At 934 meters above sea level at Poggio all'Aia, Mount Morello is the only relief resembling a mountain in the wide basin of the Florentine territory, between the municipalities of Sesto, Calenzano and Vaglia.
Known to the Romans as Mons Maurillus, we find it with this same name in a document dating back to 790, to the Lombard age, the origin of which, however, we do not know: it could be the name of an ancient landowner in the area, or an indication that in the past it was rich in ancient fir trees.
Today its slopes are rich in oaks, chestnut trees, black pines, cypresses, and white firs, which are home to a varied wild fauna with numerous wild boar, deer, and wolves. Because of its environmental and scenic importance, it is in fact an area of regional interest.
Its shape is rather peculiar because it has three peaks of different altitudes (Poggio all'Aia 934 meters, Poggio Casaccia 921 meters and Poggio Cornacchiaia 896 meters), from which you can enjoy splendid views of the plains around Florence and Prato, but also of the nearby Mugello and the Tuscan-Emilian Apennines. The best scenic view is probably the one from the summit of Poggio Casaccia, which looks out toward Florence and on clear days allows for glimpses of the great Dome of the Cathedral.
It is a popular destination for trekkers and cyclists thanks to the many marked trails suitable for all levels of physical fitness. What's more, it is a popular destination in the summer for those looking for some cool air and relaxation not far from the city.

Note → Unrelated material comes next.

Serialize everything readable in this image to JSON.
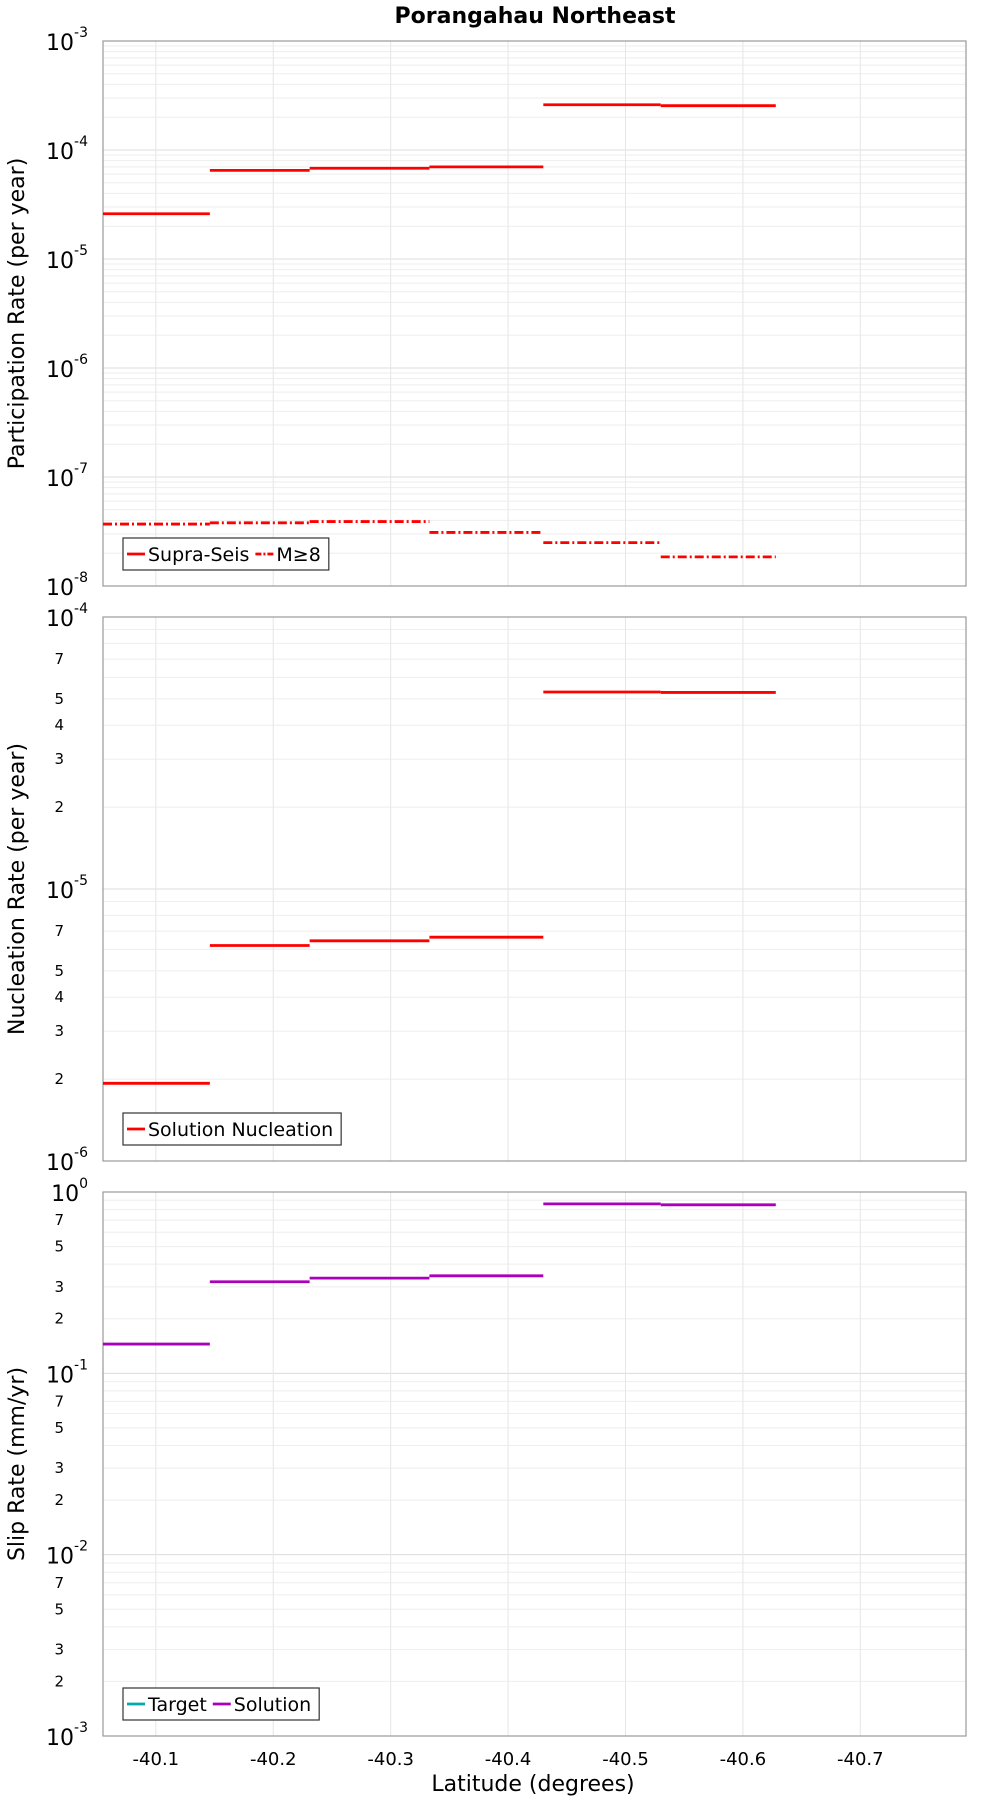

The territory of Mount Morello is also rich in numerous places of interest, linked to its millennial history such as the Parish Church of Sant'Andrea in Cercina, a small Romanesque church that houses valuable works of art and a revered wooden statue depicting a Madonna with Child. Some plaques, on the other hand, remind us of more recent history, when during World War II it was the scene of clashes between partisans and Nazi-Fascists.